Ce capitalisme se nourrit de la crise - même en Irak




 

     La « dette publique » augmente et les États s'endettent, mais auprès de qui ? Il faut bien que certains aient de l'argent.

     L'État est dépecé pour 3 générations de contribuables, au profit de gens… dont on ne parle jamais.

 

     Aujourd'hui on nous parle de Crise. Mais il n'y a pas de crise pour tout le monde. C'est un choix délibéré de civilisation, où, comme avant dans le seul Tiers Monde, quelques très riches et la multitude misérable sont censé effacer toute velléité d'une classe moyenne qui tient mal son rang et sa place (domestique et subalterne).

     Jamais les produits de luxe et les hôtels 7 étoiles ne se sont aussi bien vendus.

 

     La « crise » serait censée tout expliquer et tout excuser.
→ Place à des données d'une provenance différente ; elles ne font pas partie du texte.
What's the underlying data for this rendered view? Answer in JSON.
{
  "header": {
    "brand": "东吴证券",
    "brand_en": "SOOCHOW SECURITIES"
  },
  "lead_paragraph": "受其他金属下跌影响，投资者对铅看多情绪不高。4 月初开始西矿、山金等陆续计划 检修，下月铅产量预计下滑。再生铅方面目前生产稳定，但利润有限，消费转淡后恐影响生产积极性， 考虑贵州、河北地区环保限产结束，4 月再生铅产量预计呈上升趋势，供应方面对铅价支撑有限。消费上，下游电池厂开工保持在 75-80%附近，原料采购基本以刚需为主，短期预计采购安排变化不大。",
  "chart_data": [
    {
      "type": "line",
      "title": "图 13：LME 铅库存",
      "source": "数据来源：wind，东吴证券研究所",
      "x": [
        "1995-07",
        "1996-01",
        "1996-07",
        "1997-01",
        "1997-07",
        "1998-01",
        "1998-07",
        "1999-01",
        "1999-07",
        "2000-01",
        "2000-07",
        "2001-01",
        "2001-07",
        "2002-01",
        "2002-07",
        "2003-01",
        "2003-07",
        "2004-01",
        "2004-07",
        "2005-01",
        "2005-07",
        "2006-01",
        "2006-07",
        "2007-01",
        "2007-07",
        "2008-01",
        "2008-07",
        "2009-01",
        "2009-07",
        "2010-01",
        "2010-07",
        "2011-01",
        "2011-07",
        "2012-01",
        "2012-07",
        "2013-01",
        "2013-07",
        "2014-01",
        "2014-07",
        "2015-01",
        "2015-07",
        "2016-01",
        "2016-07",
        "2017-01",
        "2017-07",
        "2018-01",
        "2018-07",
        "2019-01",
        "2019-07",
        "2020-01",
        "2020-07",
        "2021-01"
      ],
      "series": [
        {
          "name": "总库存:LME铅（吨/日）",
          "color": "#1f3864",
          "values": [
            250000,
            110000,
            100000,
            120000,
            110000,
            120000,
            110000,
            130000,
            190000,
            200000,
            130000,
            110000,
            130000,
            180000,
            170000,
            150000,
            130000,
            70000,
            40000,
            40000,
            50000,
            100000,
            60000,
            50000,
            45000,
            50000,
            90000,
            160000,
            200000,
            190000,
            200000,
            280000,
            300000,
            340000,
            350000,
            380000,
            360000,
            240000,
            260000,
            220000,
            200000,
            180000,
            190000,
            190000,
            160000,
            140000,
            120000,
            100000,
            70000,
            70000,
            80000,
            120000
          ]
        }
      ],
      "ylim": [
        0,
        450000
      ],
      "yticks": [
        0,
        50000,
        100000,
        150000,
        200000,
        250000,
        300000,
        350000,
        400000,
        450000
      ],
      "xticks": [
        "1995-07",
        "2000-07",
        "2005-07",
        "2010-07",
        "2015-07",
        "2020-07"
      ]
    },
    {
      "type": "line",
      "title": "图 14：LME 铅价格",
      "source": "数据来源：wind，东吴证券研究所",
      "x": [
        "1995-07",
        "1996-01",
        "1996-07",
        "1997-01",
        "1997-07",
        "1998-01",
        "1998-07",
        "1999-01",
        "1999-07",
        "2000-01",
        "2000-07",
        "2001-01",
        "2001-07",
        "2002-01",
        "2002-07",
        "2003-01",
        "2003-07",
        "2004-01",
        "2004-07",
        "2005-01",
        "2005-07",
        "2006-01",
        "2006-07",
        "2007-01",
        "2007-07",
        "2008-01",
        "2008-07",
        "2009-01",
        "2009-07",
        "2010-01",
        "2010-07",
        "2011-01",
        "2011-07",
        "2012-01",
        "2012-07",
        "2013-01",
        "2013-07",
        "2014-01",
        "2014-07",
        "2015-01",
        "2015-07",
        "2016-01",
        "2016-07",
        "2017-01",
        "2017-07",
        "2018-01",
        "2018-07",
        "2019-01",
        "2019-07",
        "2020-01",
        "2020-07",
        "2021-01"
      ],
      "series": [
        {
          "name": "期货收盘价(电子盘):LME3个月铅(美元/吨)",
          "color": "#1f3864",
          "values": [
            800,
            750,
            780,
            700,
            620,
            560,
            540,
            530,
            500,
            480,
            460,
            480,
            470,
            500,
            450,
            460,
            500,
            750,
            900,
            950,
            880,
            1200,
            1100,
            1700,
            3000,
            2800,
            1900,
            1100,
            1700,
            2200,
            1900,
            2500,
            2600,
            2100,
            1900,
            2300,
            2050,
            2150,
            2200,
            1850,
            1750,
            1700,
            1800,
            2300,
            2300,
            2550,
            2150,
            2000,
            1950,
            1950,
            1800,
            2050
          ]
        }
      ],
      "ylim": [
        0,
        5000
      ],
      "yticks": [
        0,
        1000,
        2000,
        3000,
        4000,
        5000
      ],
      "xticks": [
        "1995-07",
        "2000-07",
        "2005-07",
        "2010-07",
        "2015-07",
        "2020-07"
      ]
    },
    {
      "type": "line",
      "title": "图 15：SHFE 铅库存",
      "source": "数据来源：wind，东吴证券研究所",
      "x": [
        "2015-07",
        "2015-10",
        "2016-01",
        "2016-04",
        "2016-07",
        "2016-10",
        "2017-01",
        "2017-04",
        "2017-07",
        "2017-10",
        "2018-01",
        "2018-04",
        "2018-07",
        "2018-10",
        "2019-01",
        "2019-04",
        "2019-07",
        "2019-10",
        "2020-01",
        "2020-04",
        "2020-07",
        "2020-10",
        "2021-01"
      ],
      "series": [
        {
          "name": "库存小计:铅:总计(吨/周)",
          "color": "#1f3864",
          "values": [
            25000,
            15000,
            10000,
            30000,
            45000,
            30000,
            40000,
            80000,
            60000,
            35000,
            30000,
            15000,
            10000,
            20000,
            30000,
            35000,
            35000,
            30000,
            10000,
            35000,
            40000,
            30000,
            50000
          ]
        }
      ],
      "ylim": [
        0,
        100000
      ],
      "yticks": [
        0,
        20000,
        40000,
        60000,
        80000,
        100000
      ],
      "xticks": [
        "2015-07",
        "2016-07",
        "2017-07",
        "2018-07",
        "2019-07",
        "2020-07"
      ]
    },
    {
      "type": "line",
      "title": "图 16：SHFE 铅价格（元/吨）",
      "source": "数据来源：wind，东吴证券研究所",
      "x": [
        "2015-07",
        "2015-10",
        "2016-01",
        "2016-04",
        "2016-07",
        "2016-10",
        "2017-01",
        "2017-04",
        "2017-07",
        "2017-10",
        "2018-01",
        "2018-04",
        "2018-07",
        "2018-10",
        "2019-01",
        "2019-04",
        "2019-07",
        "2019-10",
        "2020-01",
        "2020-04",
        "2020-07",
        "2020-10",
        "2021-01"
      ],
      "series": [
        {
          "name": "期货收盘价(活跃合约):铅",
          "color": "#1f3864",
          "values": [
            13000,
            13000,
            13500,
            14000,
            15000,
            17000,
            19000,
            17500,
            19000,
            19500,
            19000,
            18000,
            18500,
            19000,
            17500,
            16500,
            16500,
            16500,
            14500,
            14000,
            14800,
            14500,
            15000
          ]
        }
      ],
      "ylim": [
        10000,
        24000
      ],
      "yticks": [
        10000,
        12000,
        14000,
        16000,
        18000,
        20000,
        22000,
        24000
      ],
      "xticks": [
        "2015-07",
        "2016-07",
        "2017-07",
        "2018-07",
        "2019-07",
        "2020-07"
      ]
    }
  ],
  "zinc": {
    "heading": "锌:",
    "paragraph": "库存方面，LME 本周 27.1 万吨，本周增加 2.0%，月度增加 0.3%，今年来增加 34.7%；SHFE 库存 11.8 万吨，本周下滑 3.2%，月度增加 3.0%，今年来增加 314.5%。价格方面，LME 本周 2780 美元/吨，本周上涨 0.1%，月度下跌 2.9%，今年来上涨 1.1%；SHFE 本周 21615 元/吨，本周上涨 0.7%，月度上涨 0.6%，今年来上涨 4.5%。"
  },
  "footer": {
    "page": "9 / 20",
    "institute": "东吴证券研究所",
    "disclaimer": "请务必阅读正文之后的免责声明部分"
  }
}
Il est vrai que nos dirigeants apparents et occultes sont allés un peu vite et un peu loin en besogne. Mais cette Crise leur profitera de toutes manière, car le capitalisme se nourrit aujourd'hui de la crise, de la guerre et du désastre.

 

     Naomi Klein explique merveilleusement ce phénomène dans son livre « La stratégie du choc ».

 

     Les extraits suivants sur le dépeçage de l'Irak par les américains ne donnent malheureusement qu'une vague idée d'un ouvrage dense et extrêmement clair.

 

     Même si un jour leurs troupes partent (en apparence) du pays,  le pétrole et l'économie irakiennes appartiennent définitivement à Halliburton, Bechtel, Parsons, KPMG, RTI, Blackwater et les autres sociétés américaines.

 

     « La stratégie du choc » montre une certaine logique dans les évènements de notre monde actuel.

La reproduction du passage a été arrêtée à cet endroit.